De volgende twee begrippen verdienen nadere toelichting, namelijk de begrippen duurzame financiële dienstverlening en stabilisatie.

Het doel van duurzame financiële dienstverlening is het in evenwicht brengen en houden van inkomsten en uitgaven van de cliënt, waarbij is vastgesteld dat het bestaande schuldprobleem door of in bij die cliënt gelegen omstandigheden (nog) niet duurzaam kan worden opgelost. Duurzame financiële dienstverlening is erop gericht om de maatschappelijke positie niet te laten verslechteren. De schuldhulpverlener draagt hieraan bij door voor een financiële basis te zorgen. Dit product kan worden ingezet om die klanten te kunnen helpen van wie het schuldprobleem niet kan worden opgelost door middel van schuldbemiddeling of een betalingsregeling; bijvoorbeeld bij schulden die niet regelbaar zijn.

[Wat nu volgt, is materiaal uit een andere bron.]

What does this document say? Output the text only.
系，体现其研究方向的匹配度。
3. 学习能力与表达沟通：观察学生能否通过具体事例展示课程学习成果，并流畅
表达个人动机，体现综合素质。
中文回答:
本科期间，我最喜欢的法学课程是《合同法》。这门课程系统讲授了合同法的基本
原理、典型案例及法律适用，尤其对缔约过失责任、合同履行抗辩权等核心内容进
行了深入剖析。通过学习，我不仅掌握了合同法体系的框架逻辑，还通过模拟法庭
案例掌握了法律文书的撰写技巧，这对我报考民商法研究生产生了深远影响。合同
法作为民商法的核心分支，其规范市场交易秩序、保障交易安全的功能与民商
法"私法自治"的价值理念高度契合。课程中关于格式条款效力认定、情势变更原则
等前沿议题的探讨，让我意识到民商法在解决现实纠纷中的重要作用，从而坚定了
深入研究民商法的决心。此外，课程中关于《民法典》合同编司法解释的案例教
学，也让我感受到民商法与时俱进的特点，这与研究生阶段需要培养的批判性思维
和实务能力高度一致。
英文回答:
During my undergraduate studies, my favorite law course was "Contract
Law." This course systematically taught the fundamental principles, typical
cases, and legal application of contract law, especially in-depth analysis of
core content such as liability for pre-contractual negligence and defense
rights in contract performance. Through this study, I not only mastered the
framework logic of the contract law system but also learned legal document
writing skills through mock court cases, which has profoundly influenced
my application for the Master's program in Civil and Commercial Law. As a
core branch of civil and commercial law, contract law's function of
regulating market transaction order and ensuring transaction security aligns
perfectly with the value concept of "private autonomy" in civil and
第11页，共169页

Het doel van stabilisatie is het in evenwicht brengen en houden van inkomsten en uitgaven van de cliënt. Van belang hierbij is dat de inkomsten van de klant worden gemaximaliseerd, de uitgaven tot een minimum worden beperkt, er geen crisis is en de beslagvrije voet wordt gegarandeerd. Als bovenstaande is bereikt, kan een betalingsregeling of schuldbemiddeling worden opgezet. Bij de start van een stabilisatietraject moet de schuldhulpverleningsorganisatie er zorg voor dragen dat de klant een zogenaamde stabilisatieovereenkomst ondertekent. Het stabilisatietraject leidt altijd tot een van de twee vormen om schulden te regelen en kent een maximale tijdsduur van vier maanden.

Uit het vorenstaande volgt dat duurzame financiële dienstverlening een geheel ander doel heeft dan stabilisatie.

Artikel 2 Doelgroep gemeentelijke schuldhulpverlening

Schuldhulpverlening staat in beginsel open voor alle inwoners van de gemeente Schagen van 18 jaar en ouder. Er is sprake van een brede toegankelijkheid conform de Wgs.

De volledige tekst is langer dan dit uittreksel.